While Jetpac’s stages were relegated to single screens, Lunar Jetman sees the astronaut traversing an alien planet, collecting items and trying to stop an alien attack on Earth. Now the screen scrolls along with the astronaut’s movements, which certainly makes the game feel more expansive than Jetpac.
The astronaut can still fly upward with his jetpack, and still shoots lasers at enemies. Though this time around, the jetpack can actually run out of fuel, relegating the astronaut to walking on foot at a snail’s pace.
Because the levels now scroll, you no longer strategize around the fact that you, your lasers and enemies can go from one side of the screen to another, but you may find yourself carefully planning on when and how to use your jetpack’s fuel most wisely.
This is especially detrimental since the enemies now bombard the screen at what seems like light speed. The enemies here are an odd assortment of shapes and symbols, with some flying horizontally, others vertically. Some of them die on impact with the ground, others bounce off it. But the one thing they all have in common is that they’re all considerably faster than the astronaut.
Unfortunately, this proves to be something of the downfall of the game.

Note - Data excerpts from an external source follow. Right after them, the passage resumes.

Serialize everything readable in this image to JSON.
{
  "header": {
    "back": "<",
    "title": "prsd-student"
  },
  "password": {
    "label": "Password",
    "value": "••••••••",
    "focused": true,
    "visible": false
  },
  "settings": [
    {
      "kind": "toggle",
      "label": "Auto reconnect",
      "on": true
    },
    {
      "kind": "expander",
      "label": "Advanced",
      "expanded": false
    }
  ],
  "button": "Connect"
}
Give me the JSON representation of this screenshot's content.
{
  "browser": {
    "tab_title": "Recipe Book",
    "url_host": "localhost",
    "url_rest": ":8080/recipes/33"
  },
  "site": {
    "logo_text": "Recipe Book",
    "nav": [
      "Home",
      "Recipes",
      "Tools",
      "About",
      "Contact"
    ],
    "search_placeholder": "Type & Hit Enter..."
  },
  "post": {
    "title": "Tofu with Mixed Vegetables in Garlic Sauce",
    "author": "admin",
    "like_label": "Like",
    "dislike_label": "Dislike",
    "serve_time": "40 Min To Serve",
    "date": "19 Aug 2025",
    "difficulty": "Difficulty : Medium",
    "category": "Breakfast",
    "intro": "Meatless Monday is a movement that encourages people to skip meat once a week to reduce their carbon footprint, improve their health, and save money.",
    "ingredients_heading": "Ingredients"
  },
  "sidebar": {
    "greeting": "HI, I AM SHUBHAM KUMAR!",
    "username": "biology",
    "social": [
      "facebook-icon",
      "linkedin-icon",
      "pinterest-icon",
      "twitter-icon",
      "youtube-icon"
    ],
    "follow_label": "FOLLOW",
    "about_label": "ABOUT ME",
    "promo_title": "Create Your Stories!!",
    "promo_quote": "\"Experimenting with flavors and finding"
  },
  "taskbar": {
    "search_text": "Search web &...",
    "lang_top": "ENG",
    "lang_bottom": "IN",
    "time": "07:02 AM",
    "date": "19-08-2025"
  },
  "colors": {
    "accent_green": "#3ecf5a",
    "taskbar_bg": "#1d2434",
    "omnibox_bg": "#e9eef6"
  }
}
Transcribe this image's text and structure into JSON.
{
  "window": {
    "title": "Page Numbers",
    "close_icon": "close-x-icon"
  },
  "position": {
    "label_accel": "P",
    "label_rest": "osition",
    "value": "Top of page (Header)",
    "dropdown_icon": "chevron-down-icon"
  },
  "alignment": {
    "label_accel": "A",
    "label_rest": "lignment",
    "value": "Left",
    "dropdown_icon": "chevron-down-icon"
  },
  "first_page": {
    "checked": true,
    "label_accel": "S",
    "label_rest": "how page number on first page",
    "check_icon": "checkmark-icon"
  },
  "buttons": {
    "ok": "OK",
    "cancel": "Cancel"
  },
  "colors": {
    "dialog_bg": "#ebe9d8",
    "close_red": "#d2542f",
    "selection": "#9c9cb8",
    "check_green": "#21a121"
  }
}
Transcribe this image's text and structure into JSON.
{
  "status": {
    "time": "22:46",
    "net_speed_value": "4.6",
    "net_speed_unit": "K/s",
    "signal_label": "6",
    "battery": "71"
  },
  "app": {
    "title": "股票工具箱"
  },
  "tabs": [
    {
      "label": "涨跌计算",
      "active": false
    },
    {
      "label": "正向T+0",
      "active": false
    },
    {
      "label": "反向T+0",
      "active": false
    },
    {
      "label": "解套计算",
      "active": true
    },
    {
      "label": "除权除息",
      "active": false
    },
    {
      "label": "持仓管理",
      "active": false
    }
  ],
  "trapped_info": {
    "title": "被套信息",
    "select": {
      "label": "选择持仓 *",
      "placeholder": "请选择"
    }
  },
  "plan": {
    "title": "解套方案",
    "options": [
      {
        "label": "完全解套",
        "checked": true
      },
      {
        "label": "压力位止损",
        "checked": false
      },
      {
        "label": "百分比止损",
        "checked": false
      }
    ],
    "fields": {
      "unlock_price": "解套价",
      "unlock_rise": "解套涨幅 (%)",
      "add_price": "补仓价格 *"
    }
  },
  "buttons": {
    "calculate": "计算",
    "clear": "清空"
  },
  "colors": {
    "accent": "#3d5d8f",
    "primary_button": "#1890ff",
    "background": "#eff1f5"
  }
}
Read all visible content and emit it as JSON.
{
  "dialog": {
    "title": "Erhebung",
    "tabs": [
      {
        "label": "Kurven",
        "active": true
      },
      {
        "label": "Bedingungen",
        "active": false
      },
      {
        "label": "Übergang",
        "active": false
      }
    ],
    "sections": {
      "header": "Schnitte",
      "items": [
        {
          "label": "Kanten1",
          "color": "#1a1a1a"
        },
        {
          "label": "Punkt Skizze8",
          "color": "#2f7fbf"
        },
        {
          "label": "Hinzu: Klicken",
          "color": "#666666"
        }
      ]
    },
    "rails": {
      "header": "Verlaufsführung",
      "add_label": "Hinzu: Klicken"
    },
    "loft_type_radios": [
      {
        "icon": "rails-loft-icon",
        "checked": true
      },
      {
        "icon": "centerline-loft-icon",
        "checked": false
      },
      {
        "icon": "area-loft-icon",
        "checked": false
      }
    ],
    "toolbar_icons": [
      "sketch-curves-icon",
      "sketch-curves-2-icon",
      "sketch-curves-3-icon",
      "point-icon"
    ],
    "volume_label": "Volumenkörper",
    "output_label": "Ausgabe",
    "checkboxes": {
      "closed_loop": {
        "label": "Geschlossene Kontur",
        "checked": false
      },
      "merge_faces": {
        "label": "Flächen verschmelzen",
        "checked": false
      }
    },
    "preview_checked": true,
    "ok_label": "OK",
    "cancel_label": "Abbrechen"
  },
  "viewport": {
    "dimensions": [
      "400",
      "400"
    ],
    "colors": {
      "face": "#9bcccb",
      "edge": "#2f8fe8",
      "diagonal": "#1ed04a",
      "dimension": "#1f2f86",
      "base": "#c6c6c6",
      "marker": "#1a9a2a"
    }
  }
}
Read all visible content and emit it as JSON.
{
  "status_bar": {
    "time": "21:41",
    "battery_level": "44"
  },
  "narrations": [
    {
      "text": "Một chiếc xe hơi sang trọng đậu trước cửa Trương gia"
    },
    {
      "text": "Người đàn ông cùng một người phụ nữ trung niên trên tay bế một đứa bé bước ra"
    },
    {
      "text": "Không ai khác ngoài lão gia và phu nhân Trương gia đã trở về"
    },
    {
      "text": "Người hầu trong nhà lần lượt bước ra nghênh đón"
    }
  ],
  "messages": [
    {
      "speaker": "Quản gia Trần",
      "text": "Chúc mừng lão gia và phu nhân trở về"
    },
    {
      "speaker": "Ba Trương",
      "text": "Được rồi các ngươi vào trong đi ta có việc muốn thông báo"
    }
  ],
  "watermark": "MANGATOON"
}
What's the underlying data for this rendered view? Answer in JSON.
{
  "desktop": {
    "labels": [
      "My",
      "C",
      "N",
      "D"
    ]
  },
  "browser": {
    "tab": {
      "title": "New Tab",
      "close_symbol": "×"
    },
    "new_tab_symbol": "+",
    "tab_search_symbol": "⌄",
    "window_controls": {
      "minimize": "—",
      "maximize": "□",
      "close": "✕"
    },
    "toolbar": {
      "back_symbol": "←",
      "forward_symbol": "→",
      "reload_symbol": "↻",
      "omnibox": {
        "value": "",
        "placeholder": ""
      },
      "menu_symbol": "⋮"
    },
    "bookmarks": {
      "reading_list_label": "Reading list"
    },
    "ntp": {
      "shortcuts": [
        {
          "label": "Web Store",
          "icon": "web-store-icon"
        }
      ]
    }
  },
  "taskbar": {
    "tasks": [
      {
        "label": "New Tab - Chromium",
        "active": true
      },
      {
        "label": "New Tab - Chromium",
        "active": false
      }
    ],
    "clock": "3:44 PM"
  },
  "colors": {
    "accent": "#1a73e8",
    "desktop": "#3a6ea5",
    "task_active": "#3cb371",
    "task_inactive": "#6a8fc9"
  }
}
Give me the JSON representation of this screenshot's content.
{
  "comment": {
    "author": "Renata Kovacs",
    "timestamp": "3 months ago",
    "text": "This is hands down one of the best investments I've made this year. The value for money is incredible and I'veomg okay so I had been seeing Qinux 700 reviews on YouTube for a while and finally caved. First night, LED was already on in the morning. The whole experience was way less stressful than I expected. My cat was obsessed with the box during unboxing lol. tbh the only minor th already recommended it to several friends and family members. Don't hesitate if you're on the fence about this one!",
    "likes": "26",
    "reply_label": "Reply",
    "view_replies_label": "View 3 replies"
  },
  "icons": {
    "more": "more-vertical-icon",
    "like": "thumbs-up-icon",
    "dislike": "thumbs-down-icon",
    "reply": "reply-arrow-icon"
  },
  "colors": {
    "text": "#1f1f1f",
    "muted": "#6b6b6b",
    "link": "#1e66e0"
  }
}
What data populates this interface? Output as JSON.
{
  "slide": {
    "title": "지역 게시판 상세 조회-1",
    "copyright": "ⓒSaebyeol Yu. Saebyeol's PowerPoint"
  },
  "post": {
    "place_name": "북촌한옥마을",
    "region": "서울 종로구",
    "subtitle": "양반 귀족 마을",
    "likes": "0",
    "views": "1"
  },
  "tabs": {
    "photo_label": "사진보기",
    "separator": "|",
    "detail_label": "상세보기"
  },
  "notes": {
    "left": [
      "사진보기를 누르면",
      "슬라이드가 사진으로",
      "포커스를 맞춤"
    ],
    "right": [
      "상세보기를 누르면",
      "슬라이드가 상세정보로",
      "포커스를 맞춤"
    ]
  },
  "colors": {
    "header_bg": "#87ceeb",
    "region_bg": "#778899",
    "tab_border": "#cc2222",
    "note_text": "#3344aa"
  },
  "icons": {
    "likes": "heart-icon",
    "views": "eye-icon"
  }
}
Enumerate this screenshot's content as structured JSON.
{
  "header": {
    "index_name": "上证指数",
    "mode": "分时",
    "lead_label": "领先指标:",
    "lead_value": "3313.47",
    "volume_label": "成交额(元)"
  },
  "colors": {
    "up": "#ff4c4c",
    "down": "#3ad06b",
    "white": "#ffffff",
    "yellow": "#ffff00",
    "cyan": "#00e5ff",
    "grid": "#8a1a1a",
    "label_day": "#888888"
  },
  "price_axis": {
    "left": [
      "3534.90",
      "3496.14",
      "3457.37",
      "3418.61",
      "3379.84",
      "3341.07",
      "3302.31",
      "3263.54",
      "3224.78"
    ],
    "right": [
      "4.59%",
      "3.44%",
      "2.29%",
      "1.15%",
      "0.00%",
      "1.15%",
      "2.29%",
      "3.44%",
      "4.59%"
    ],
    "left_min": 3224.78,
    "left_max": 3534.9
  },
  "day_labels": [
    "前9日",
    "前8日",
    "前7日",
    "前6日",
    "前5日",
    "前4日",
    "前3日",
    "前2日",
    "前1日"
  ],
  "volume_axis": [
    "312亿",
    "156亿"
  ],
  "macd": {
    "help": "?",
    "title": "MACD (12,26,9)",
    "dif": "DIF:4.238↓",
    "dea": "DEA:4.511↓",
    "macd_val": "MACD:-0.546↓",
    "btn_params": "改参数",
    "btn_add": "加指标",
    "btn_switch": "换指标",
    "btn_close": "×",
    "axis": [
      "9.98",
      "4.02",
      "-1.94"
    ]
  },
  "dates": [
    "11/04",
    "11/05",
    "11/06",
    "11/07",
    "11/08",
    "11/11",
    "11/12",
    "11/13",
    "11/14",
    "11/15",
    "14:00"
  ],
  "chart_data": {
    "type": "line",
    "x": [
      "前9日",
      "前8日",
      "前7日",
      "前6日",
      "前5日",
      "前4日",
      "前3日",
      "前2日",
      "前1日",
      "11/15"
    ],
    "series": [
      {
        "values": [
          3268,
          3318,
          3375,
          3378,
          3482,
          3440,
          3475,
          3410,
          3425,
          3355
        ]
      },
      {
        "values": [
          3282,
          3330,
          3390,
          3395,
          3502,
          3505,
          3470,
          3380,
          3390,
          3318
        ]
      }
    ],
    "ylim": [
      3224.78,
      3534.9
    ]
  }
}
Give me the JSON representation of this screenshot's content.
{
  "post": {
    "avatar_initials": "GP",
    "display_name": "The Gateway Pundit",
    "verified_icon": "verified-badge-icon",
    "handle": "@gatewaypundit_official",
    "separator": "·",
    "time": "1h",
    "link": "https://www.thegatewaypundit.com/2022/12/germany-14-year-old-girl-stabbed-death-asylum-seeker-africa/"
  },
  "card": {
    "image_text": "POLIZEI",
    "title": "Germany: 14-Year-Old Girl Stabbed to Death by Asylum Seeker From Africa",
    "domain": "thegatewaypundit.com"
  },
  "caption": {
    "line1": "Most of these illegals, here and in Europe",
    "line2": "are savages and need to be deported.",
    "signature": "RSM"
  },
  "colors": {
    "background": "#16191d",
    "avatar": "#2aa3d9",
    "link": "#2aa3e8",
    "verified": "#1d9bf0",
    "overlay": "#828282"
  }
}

While Jetpac’s simplicity made for some arcade-style fun, Lunar Jetman instead feels confused; as though it doesn’t know whether it wants to be a similar experience to the original or an action-packed side-scroller. The player character still feels like he belongs in the former, while the enemies definitely seem better suited to the latter. Whatever element of strategy might be had with the new, limited fuel setup is muddled by the fact that the enemies are just too fast and overbearing, leaving everything to feel more chaotic than anything. And with one hit to die and only five lives, you won’t often get the chance to experience any more of the game than grabbing the first few items.
There is one bonus to playing the Rare Replay version of Lunar Jetman, and that’s – much like Rare’s other older titles in the compilation – you can rewind the action at the push of a button, meaning you can undo your deaths as soon as they happen, and try to change what you did previously in order to progress further. Though this can also feel kind of cheap, you’ll probably find yourself doing this quite frequently early on, but even then, there will be a number of instances where there are so many enemies on-screen that you’d really have to abuse the rewind feature in order to avoid death outright.
Lunar Jetman retains the look and sounds (or lack thereof) of its predecessor, and while the limited aesthetics may give it a slight retro charm, the game just feels far too unpolished to provide the same kind of addictive fun as the original. Perhaps back in its day, Lunar Jetman may have wowed players with its increase in scope, but today, it’s something of a case study that bigger isn’t always better.